Ein lückenloser Prozess
In den digitalen Geisteswissenschaften dominieren bislang digitale Editionen und punktuelle „Insel-Lösungen“ – Tools und Skripte, die nur für ein spezifisches Forschungsproblem entwickelt wurden. Ein geschlossener digitaler Forschungsdatenzyklus fehlt, wodurch Nachvollziehbarkeit, Reproduzierbarkeit und nachhaltige Archivierung oft nicht gewährleistet sind. HisQu setzt hier an und entwickelt eine fachspezifische Lösung, die historische Quellen und Forschungsprozesse gezielt digital unterstützt und den Forschungsworkflow nahtlos zusammenführt.
Das Repertorium Germanicum (RG) erschließt die in den päpstlichen Registerserien überlieferten Bezüge zum Heiligen Römischen Reich (Personen, Orte, Institutionen, Rechtsakte). Es bildet damit eine der zentralen Grundlagen für prosopographische und regionalhistorische Analysen der spätmittelalterlichen Kurie und ihrer Kommunikations- und Interaktionsräume.
HisQu zielt darauf ab, die Digitalisierung gedruckter historischer Quellen mit anspruchsvollen Layouts – etwa Frakturschriften oder komplexen Spaltenstrukturen – deutlich zu verbessern. Dafür erweitern wir klassische OCR-Tools wie Tesseract durch den Einsatz von LLMs: Diese übernehmen die Vorverarbeitung der Quellen mithilfe von Bounding Boxes und ermöglichen zugleich eine nachträgliche Korrektur der Ergebnisse.
Die konsequente Digitalisierung geschichtswissenschaftlicher Forschungsprozesse erfordert domänenspezifische Vokabulare. Nur so lassen sich Quellen und Forschungsaussagen semantisch erfassen und interoperabel machen. HisQu setzt hierfür auf Wissensgraphen, die sowohl die Ontologie als auch die damit formulierten inhaltlichen Aussagen gleichberechtigt abbilden. Dieses Modell schafft Flexibilität für die digitale Modellierung und die Weiterentwicklung fachlicher Expertise. Grundlage dafür ist die Arbeit mit Protégé.
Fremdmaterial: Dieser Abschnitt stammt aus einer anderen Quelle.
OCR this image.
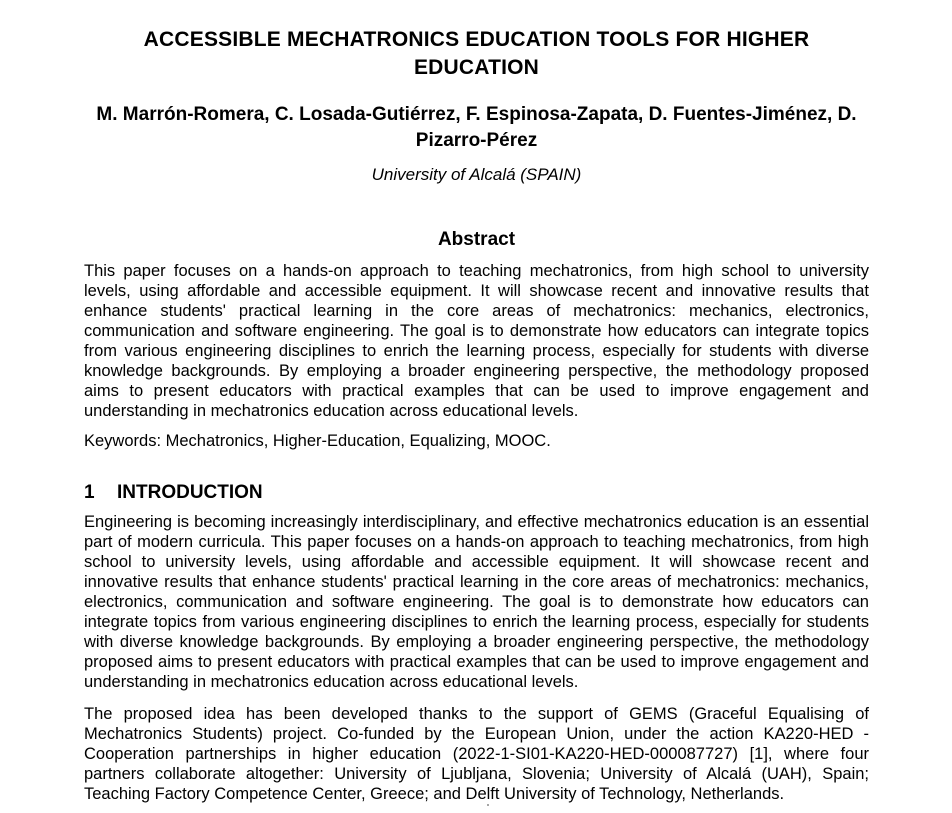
ACCESSIBLE MECHATRONICS EDUCATION TOOLS FOR HIGHER EDUCATION
M. Marrón-Romera, C. Losada-Gutiérrez, F. Espinosa-Zapata, D. Fuentes-Jiménez, D. Pizarro-Pérez
University of Alcalá (SPAIN)
Abstract

This paper focuses on a hands-on approach to teaching mechatronics, from high school to university levels, using affordable and accessible equipment. It will showcase recent and innovative results that enhance students' practical learning in the core areas of mechatronics: mechanics, electronics, communication and software engineering. The goal is to demonstrate how educators can integrate topics from various engineering disciplines to enrich the learning process, especially for students with diverse knowledge backgrounds. By employing a broader engineering perspective, the methodology proposed aims to present educators with practical examples that can be used to improve engagement and understanding in mechatronics education across educational levels.

Keywords: Mechatronics, Higher-Education, Equalizing, MOOC.

1 INTRODUCTION

Engineering is becoming increasingly interdisciplinary, and effective mechatronics education is an essential part of modern curricula. This paper focuses on a hands-on approach to teaching mechatronics, from high school to university levels, using affordable and accessible equipment. It will showcase recent and innovative results that enhance students' practical learning in the core areas of mechatronics: mechanics, electronics, communication and software engineering. The goal is to demonstrate how educators can integrate topics from various engineering disciplines to enrich the learning process, especially for students with diverse knowledge backgrounds. By employing a broader engineering perspective, the methodology proposed aims to present educators with practical examples that can be used to improve engagement and understanding in mechatronics education across educational levels.

The proposed idea has been developed thanks to the support of GEMS (Graceful Equalising of Mechatronics Students) project. Co-funded by the European Union, under the action KA220-HED - Cooperation partnerships in higher education (2022-1-SI01-KA220-HED-000087727) [1], where four partners collaborate altogether: University of Ljubljana, Slovenia; University of Alcalá (UAH), Spain; Teaching Factory Competence Center, Greece; and Delft University of Technology, Netherlands.
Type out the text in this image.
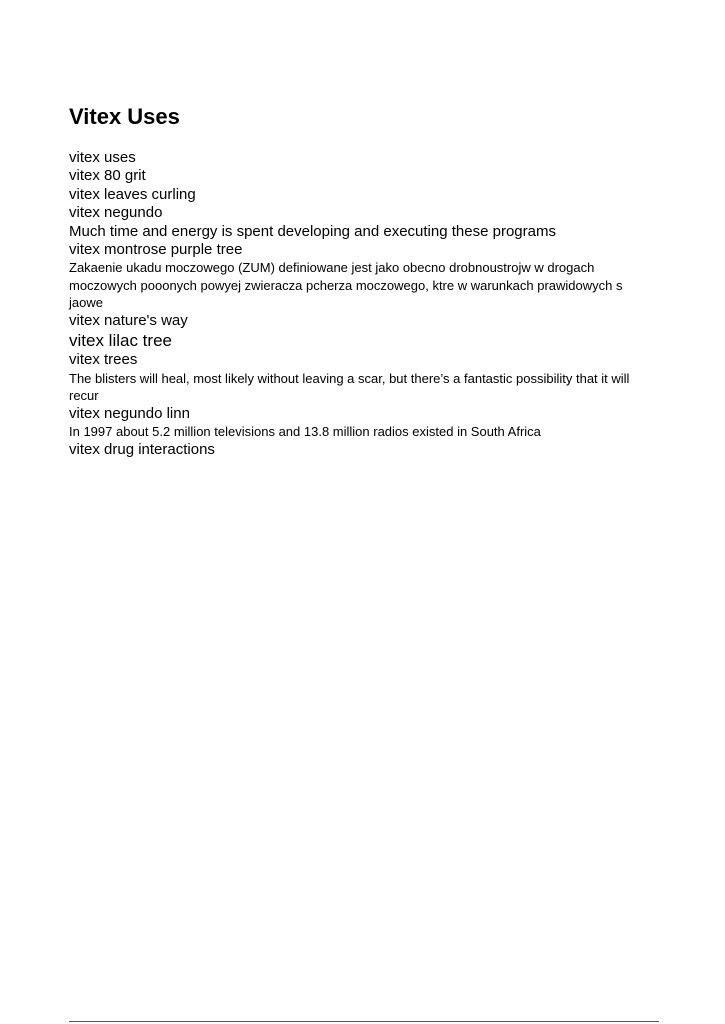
Vitex Uses
vitex uses
vitex 80 grit
vitex leaves curling
vitex negundo
Much time and energy is spent developing and executing these programs
vitex montrose purple tree
Zakaenie ukadu moczowego (ZUM) definiowane jest jako obecno drobnoustrojw w drogach moczowych pooonych powyej zwieracza pcherza moczowego, ktre w warunkach prawidowych s jaowe
vitex nature's way
vitex lilac tree
vitex trees
The blisters will heal, most likely without leaving a scar, but there’s a fantastic possibility that it will recur
vitex negundo linn
In 1997 about 5.2 million televisions and 13.8 million radios existed in South Africa
vitex drug interactions
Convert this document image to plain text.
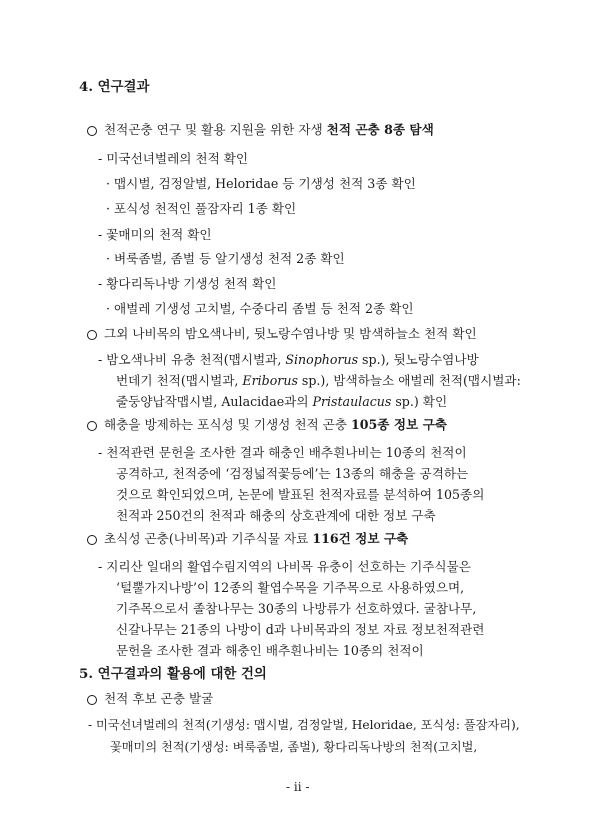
4. 연구결과
천적곤충 연구 및 활용 지원을 위한 자생 천적 곤충 8종 탐색
- 미국선녀벌레의 천적 확인
· 맵시벌, 검정알벌, Heloridae 등 기생성 천적 3종 확인
· 포식성 천적인 풀잠자리 1종 확인
- 꽃매미의 천적 확인
· 벼룩좀벌, 좀벌 등 알기생성 천적 2종 확인
- 황다리독나방 기생성 천적 확인
· 애벌레 기생성 고치벌, 수중다리 좀벌 등 천적 2종 확인
그외 나비목의 밤오색나비, 뒷노랑수염나방 및 밤색하늘소 천적 확인
- 밤오색나비 유충 천적(맵시벌과, Sinophorus sp.), 뒷노랑수염나방
번데기 천적(맵시벌과, Eriborus sp.), 밤색하늘소 애벌레 천적(맵시벌과:
줄둥양납작맵시벌, Aulacidae과의 Pristaulacus sp.) 확인
해충을 방제하는 포식성 및 기생성 천적 곤충 105종 정보 구축
- 천적관련 문헌을 조사한 결과 해충인 배추흰나비는 10종의 천적이
공격하고, 천적중에 ‘검정넓적꽃등에’는 13종의 해충을 공격하는
것으로 확인되었으며, 논문에 발표된 천적자료를 분석하여 105종의
천적과 250건의 천적과 해충의 상호관계에 대한 정보 구축
초식성 곤충(나비목)과 기주식물 자료 116건 정보 구축
- 지리산 일대의 활엽수림지역의 나비목 유충이 선호하는 기주식물은
‘털뿔가지나방’이 12종의 활엽수목을 기주목으로 사용하였으며,
기주목으로서 졸참나무는 30종의 나방류가 선호하였다. 굴참나무,
신갈나무는 21종의 나방이 d과 나비목과의 정보 자료 정보천적관련
문헌을 조사한 결과 해충인 배추흰나비는 10종의 천적이
5. 연구결과의 활용에 대한 건의
천적 후보 곤충 발굴
- 미국선녀벌레의 천적(기생성: 맵시벌, 검정알벌, Heloridae, 포식성: 풀잠자리),
꽃매미의 천적(기생성: 벼룩좀벌, 좀벌), 황다리독나방의 천적(고치벌,
- ii -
Für die Datenverarbeitung entwickelt HisQu innovative Tools auf Basis von LLMs. Mit Paredros steht Historiker:innen eine Grammatikentwicklungsumgebung zur Verfügung, die bei der Formulierung von Grammatiken zur Auswertung von Quellen unterstützt. Ergänzend entsteht mit OPA (Ontology Parser Assistant) ein Python-basierter LLM-Client, mit dem Ontologie-Snippets erstellt und flexibel erweitert werden – eine Grundlage für die semantische Modellierung und Weiterentwicklung domänenspezifischen Wissens.
Um den Zugang zu komplexen SPARQL-Abfragen zu erleichtern, entwickelt HisQu einen grafischen Query-Builder. Dieser ermöglicht es, Abfragen intuitiv zusammenzustellen und zugleich den generierten SPARQL-Code einzusehen. Perspektivisch wird zudem eine Anbindung an ein LLM integriert, um die Erstellung und Anpassung von Abfragen noch benutzerfreundlicher zu gestalten.
Beispiel einer Abfrage zu allen Klerikern mit Ortsbezug zur Diözese Mainz – oben erfolgt der Aufbau über die grafische Oberfläche, unten die Ausgabe des entsprechenden SPARQL-Codes.
Für die Speicherung der Daten nutzt HisQu FactGrid, eine speziell auf die Bedürfnisse der Geschichtswissenschaft zugeschnittene Wikibase-Instanz. Sie ermöglicht kollaboratives und nachvollziehbares Arbeiten mit Klarnamen. Alle aktiven Mitwirkenden erhalten personalisierte Konten, die eindeutig über ORCID-IDs verknüpft sind. Auf diese Weise entstehen zitierfähige (Mikro-)Publikationen, die die Sichtbarkeit und Akzeptanz von HisQu in der wissenschaftlichen Community stärken.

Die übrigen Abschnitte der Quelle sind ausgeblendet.